Despite the ability to provide novel insight into the effects of fatigue on motoneurone excitability, the combined use of transcranial magnetic stimulation and corticospinal tract stimulation is necessarily non-invasive and hence it remains difficult to identify the mechanisms responsible for the marked fatigue-related reduction of motoneuronal excitability. Recall that our earlier experiment with intact descending voluntary drive (Butler et al. 2003) led to two proposed mechanisms, a change to intrinsic motoneuronal properties and a reduction of excitatory input from muscle afferents on to the motoneurones. It is unacceptably invasive to obtain a direct recording of intrinsic motoneurone properties in a human, but intracellular recordings from animals show that motoneurones adapt to a constant-current input and discharge at a reduced rate due to altered conductances and a lower input–output gain of the motoneurone pool (see Powers & Binder, 2001 for review). Such processes, and no doubt others, are at the heart of the generic term changes to intrinsic properties of motoneurones. The limits to probing these changes in humans prompted us to examine the role of the reduced excitatory input from muscle afferents. We tweaked our previous protocol (seen in Fig. 2A) to include intermittent tendon vibration to increase muscle afferent input to the motoneurones during the silent period. Tendon vibration strongly excites muscle spindle afferents which should provide excitatory input to the motoneurones innervating the muscle in which the afferents are located. Preliminary findings indicate that vibration during a sustained maximal contraction does not change CMEP size. A possible interpretation is that reduced muscle spindle input has only a limited contribution to the profound fatigue-related decrease of motoneurone excitability.

In summary, a test of motoneurone responsiveness after interruption of descending voluntary drive shows that the facilitatory effect of this input to the motoneurones masks a profound and rapid decrease of motoneurone excitability during a sustained maximal effort.
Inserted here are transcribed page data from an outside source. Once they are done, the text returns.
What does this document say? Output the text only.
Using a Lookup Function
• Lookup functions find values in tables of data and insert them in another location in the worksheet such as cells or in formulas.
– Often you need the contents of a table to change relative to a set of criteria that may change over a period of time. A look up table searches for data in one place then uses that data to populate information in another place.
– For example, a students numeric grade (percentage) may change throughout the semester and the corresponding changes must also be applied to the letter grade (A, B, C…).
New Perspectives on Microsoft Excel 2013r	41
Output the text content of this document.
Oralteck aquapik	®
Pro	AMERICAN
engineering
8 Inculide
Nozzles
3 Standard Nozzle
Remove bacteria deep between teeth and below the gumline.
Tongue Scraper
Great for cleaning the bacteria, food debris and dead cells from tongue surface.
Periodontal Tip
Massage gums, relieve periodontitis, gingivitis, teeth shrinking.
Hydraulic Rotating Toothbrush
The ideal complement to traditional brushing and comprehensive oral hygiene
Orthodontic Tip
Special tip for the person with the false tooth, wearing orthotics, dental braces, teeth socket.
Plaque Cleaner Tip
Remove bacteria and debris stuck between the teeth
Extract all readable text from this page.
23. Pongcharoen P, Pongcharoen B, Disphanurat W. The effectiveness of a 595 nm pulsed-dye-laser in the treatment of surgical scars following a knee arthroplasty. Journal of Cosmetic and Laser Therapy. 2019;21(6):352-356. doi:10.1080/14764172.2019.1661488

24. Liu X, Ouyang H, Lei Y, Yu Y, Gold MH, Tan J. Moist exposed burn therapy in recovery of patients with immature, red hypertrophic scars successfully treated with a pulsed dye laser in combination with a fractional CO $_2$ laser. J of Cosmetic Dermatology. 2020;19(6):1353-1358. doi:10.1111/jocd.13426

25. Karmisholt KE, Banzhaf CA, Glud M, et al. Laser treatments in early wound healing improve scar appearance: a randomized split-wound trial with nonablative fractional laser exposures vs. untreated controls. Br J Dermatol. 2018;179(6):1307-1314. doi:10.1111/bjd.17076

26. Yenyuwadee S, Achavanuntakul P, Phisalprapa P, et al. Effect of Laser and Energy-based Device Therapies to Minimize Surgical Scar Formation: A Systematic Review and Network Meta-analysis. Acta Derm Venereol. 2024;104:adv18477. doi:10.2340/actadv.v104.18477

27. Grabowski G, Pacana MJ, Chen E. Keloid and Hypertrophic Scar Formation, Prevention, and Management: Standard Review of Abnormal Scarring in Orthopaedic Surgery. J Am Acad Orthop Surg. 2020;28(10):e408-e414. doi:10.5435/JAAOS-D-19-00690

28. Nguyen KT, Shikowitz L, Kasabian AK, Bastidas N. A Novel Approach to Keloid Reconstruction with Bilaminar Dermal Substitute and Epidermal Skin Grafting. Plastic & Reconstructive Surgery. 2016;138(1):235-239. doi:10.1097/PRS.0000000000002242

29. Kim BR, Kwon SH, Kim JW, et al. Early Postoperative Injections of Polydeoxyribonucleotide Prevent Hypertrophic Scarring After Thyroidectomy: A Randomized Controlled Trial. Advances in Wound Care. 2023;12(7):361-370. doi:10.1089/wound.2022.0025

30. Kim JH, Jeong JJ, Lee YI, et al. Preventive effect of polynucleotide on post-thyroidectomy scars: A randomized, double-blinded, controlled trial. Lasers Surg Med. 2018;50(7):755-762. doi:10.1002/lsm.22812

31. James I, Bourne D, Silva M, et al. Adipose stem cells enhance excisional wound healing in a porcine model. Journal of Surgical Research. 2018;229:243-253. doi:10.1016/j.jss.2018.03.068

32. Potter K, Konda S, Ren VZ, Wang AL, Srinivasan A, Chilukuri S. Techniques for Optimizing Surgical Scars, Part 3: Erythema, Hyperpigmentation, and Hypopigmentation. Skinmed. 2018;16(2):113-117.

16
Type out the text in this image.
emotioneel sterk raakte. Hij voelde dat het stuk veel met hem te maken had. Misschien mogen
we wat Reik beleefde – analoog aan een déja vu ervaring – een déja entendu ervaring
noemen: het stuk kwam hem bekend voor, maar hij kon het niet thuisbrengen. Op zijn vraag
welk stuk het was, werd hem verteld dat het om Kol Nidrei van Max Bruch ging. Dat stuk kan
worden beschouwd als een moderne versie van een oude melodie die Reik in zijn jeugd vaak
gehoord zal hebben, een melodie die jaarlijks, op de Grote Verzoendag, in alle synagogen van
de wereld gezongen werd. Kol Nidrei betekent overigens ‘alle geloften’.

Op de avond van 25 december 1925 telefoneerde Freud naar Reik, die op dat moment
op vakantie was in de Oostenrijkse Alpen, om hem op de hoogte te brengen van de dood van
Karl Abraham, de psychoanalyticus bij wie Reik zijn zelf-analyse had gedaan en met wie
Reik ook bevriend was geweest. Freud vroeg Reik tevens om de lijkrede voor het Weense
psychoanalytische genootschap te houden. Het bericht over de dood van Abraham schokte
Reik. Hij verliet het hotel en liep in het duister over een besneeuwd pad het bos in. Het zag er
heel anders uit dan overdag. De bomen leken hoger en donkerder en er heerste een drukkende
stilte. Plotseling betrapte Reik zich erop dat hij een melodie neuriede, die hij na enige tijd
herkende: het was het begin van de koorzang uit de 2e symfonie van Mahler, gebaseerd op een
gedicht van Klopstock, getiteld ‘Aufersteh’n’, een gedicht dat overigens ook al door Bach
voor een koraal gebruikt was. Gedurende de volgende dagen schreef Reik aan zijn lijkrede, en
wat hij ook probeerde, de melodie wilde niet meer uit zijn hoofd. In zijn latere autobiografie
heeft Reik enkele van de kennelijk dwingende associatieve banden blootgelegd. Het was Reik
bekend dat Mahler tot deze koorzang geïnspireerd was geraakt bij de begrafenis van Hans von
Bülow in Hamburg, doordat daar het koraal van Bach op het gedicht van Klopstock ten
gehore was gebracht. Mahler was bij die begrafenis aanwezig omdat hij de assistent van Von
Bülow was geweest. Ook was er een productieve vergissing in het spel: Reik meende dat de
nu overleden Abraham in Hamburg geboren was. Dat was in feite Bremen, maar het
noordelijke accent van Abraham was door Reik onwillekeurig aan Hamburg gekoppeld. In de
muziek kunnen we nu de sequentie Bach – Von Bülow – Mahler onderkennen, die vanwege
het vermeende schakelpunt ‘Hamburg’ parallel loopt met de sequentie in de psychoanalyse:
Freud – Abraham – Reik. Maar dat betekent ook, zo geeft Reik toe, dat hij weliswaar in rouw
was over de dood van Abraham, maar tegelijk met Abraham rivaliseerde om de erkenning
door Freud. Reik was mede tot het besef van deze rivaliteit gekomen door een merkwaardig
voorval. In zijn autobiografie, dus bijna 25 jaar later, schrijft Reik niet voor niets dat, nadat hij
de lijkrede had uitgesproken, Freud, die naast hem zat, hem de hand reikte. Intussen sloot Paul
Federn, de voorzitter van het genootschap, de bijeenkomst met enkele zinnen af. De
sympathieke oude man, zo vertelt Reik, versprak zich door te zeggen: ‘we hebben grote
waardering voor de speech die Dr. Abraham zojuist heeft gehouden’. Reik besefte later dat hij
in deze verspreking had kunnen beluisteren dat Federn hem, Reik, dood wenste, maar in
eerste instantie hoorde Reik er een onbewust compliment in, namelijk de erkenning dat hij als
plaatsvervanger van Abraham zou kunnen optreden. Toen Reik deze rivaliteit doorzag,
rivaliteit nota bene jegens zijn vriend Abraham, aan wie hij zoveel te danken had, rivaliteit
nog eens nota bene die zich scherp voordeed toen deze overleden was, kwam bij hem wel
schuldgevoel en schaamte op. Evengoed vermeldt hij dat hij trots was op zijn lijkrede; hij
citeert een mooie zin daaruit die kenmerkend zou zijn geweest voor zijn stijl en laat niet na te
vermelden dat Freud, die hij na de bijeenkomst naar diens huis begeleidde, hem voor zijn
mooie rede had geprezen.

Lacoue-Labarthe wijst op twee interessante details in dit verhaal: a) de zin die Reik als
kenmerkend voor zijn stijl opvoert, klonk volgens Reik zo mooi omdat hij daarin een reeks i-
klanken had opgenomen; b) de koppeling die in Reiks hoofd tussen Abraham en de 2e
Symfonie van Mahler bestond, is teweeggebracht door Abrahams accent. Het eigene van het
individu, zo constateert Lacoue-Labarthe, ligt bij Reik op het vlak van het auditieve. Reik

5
We believe that a stimulus to the corticospinal tract paired with a preceding strong stimulus to the motor cortex is a promising technique to explore spinal contributions to central fatigue in humans.

References

Bigland-Ritchie B & Woods JJ (1984). Changes in muscle contractile properties and neural control during human muscular fatigue. Muscle Nerve 7, 691–699.

Butler JE, Taylor JL & Gandevia SC (2003). Responses of human motoneurons to corticospinal stimulation during maximal voluntary contractions and ischemia. J Neurosci 23, 10224–10230.

McNeil CJ, Martin PG, Gandevia SC & Taylor JL (2009). The response to paired motor cortical stimuli is abolished at a spinal level during human muscle fatigue. J Physiol 587, 5601–5612. http://jp.physoc.org/content/587/23/5601.long

Powers RK & Binder MD (2001). Input-output functions of mammalian motoneurons. Rev Physiol Biochem Pharmacol 143, 137–263.

Taylor JL & Gandevia SC (2008). A comparison of central aspects of fatigue in submaximal and maximal voluntary contractions. J Appl Physiol 104, 542–550.